O círculo vicioso que afeta o Planalto

[03/ABR/2005]

A forma de fazer política do governo Lula conseguiu a proeza de tornar a votação de uma simples medida provisória numa crise inusitada no Congresso. No entanto, a gestão também é criticada até por ministros, pela dificuldade que encontra para tirar do papel vários programas. O ministro do Desenvolvimento, Luiz Fernando Furlan, já reclamou da enorme burocracia. Agora, o governador do Rio Grande do Sul, Germano Rigotto (PMDB), coloca mais uma cunha nessa discussão, em meio às dificuldades para obter recursos federais a fim de amenizar os graves problemas causados pela seca em seu estado.

- Falta ao governo operacionalização. Vários pontos são acertados em negociações, mas depois emperram, pois não há quem dê andamento às demandas.

Segundo ele, isto decorre da falta de um articulador específico para tocar os projetos do Executivo. De início, o operador político do governo, José Dirceu, viu seu prestígio minguar em detrimento de Aldo Rebelo. Dirceu foi então encarregado por Lula para ser o gerente do governo. Mas projetos e obras dependem de verbas, seara do ministro da Fazenda, Antonio Palocci, que administra o cofre de forma franciscana. E este círculo vicioso do Planalto emperra grande parte da vida na Planície.

Reforma tributária

Dentro de setores da indústria é claro o sentimento de frustração em torno da reforma tributária. Os empresários acham que, apesar da promessa diária, o Planalto não encontrará mais força para votar o projeto no Congresso.

Mudança sindical

Até mesmo lideranças do governo reconhecem que outra reforma constitucional prometida por Lula, a trabalhista, ficará na gaveta. Enviada à Câmara no mês passado, o projeto está abandonado em função da crise entre as bancadas da Casa.

Agenda petista

O PT começa a se preparar para dois temas importantes que fazem parte da agenda do partido nos próximos meses. Neste mês, decidirá sobre a punição ao deputado Virgílio Guimarães (PT-MG) na reunião do diretório. Em maio, o tema será a sucessão à presidência do partido.

Saudosismo

O deputado Alberto Goldman (PSDB-SP) gosta de uma boa galhofa.

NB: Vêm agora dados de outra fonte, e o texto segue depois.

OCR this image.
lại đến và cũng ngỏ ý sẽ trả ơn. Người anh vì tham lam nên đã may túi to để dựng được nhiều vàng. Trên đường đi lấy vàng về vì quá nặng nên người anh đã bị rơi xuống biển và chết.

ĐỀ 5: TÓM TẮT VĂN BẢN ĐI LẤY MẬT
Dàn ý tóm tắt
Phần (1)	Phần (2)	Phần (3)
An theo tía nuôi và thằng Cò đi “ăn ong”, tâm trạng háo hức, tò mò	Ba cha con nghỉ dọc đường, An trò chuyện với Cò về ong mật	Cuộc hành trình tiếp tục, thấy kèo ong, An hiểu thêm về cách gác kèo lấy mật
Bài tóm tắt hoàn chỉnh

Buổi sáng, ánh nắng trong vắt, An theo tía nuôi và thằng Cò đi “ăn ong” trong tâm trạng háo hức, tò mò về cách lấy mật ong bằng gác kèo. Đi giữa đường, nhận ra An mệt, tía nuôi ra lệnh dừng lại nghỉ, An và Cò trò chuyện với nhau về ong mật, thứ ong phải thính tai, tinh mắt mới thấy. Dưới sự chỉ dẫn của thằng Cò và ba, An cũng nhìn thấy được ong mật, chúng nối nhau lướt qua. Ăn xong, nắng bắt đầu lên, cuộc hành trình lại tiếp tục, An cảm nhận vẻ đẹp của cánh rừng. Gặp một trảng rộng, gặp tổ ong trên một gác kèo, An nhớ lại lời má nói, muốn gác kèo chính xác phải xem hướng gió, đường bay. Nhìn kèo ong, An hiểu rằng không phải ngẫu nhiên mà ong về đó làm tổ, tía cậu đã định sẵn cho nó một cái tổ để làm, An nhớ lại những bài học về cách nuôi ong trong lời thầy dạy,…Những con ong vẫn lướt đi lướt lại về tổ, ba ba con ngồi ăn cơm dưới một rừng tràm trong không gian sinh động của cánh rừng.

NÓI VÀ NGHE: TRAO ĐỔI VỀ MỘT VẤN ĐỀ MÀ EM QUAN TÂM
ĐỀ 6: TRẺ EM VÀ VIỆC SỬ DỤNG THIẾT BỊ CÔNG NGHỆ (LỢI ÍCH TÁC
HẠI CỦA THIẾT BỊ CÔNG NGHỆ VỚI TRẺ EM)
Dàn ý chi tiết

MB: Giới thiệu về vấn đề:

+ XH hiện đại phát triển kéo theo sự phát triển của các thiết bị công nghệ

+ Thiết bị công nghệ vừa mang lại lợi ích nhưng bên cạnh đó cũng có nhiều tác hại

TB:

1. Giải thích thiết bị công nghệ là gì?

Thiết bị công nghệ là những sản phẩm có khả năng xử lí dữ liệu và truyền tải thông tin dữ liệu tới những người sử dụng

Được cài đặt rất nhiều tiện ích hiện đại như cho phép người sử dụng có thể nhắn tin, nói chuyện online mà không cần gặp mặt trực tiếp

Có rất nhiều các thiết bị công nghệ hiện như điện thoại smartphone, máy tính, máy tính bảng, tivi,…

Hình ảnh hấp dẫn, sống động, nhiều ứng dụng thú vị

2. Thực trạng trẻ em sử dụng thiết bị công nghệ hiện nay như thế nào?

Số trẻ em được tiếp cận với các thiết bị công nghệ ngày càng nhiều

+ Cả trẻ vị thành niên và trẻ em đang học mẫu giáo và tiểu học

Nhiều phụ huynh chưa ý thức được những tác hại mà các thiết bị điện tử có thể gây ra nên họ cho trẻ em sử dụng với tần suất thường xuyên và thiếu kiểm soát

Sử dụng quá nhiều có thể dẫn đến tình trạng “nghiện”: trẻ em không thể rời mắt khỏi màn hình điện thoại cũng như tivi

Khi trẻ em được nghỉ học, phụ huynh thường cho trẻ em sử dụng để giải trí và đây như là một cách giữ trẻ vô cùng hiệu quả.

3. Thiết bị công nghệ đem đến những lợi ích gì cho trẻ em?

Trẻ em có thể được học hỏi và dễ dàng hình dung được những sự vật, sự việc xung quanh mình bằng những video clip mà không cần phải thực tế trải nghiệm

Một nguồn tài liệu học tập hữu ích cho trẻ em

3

Agora diz que está com saudade de seu colega Professor Luizinho (PT-SP), ex-líder do governo na Câmara.

Saudosismo 2

O saudosismo do tucano veio após a frase de Arlindo Chinaglia (PT-SP), o novo líder, sobre a medida provisória que derrubou a MP 232: “Nós fizemos isso para derrotá- la (a oposição) na política, nos fatos e na verdade.”

Por falar nisso...

A parte boa da MP 232, que corrige a tabela do IR em 10%, será o item 1 da pauta da Câmara, na terça.

Poltrona vermelha

O presidente da Câmara, Severino Cavalcanti (PPPE), reinaugura o cafezinho do Salão Verde da Casa sem atender a um pleito do PT. Parlamentares petistas insistiam que fossem vermelhas as poltronas do espaço revigorado.

Laços estreitos

A Associação dos Magistrados Brasileiros (AMB) resolveu estreitar os laços com a Ordem dos Advogados do Brasil (OAB). A idéia do presidente, juiz Rodrigo Collaço, é tornar a associação uma caixa de ressonância da categoria.

Laços estreitos 2

Um dos pontos que unem as duas entidades é a tentativa de se aprovar uma lei que proíba o nepotismo nos Três Poderes.

Sonhar não custa nada

Piadinha maldosa que circulou durante a última reunião da bancada do PL na Câmara. Indignado diante dos escassos recursos destinados ao Ministério dos Transportes, administrado pela legenda, um dos deputados propôs uma ameaça ao presidente Luiz Inácio Lula da Silva.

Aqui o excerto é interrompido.